CR is not simply a matter of engaging in aerobic training. It also includes abstinence from smoking and alcohol consumption, dietary management, stress reduction, education concerning and prescription of aerobic exercise, and eliminating barriers to exercise. All these measures should be reinforced during regular and scheduled follow-up sessions. Moreover, when a cardiac event is involved, CPET is initially performed within 2–3 months, and every 6–12 months thereafter, which provides feedback for encouraging dynamic participation from the patients. In the present study, differences were found in the CR participation rate and the mental health state according to TDP, but no difference in aerobic exercise capacity post-CR was detected. Therefore, in the long-term, the CR participation rate may decline among the TDP group due to their risky health behavior, resulting in a lack of aerobic exercise capacity, shift to a less healthy lifestyle, and lack of risk factor management. Such outcomes suggest a high recurrence rate of long-term cardiac events and a high mortality rate in the TDP group [35].

The limitations in the present study concern the number of participants lost to follow-up and the higher than anticipated drop-out during CR, which resulted in only a small number of participants completing the CR exercise program to analyze the effects of CR. As a result, statistical power was reduced. Moreover, the survey relating to the health behavior of the participants was not comprehensive, and failed to reflect individual differences in duration, intensity, and frequency of aerobic exercise. In the future, additional systematic studies that address these issues will be required.

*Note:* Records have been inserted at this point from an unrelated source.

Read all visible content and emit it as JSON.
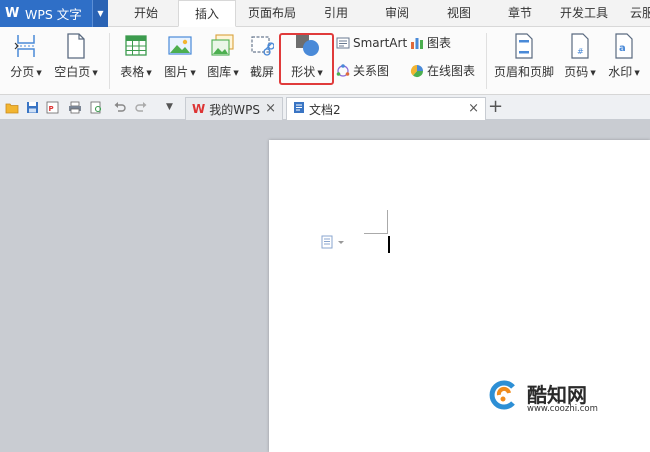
{
  "app": {
    "name": "WPS 文字"
  },
  "menu_tabs": [
    "开始",
    "插入",
    "页面布局",
    "引用",
    "审阅",
    "视图",
    "章节",
    "开发工具",
    "云服"
  ],
  "active_menu_tab": "插入",
  "ribbon": {
    "page_break": "分页",
    "blank_page": "空白页",
    "table": "表格",
    "picture": "图片",
    "gallery": "图库",
    "screenshot": "截屏",
    "shape": "形状",
    "smartart": "SmartArt",
    "chart": "图表",
    "relation_diagram": "关系图",
    "online_chart": "在线图表",
    "header_footer": "页眉和页脚",
    "page_number": "页码",
    "watermark": "水印"
  },
  "doc_tabs": [
    {
      "label": "我的WPS",
      "active": false
    },
    {
      "label": "文档2",
      "active": true
    }
  ],
  "add_tab_symbol": "+",
  "watermark_brand": {
    "name": "酷知网",
    "url": "www.coozhi.com"
  },
  "colors": {
    "accent_blue": "#2f6fc7",
    "highlight_red": "#e03b3b",
    "workspace_gray": "#c9ccd2"
  }
}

In conclusion, CAD patients with TDP showed a low CR participation rate. Among those who completed the CR exercise program, no significant differences were detected in efficacy of CR according to TDP. Participants with TDP showed higher levels of anxiety and depression. Consistent with previous studies reporting the association between TDP and a negative prognosis in heart disease, the present study presents further evidence and identifies a potential behavioral pathway, while also confirming similar findings among the subcategories, with SI playing a key role. Currently, there is a strong interest in Korea for any evidence to increase the CR participation rate. Future studies that consider TDP, when developing and applying psychosocial interventions for increasing CR participation rates are needed. Increasing the CR participation rate of patients with heart disease in actual clinical settings should improve the long-term prognosis.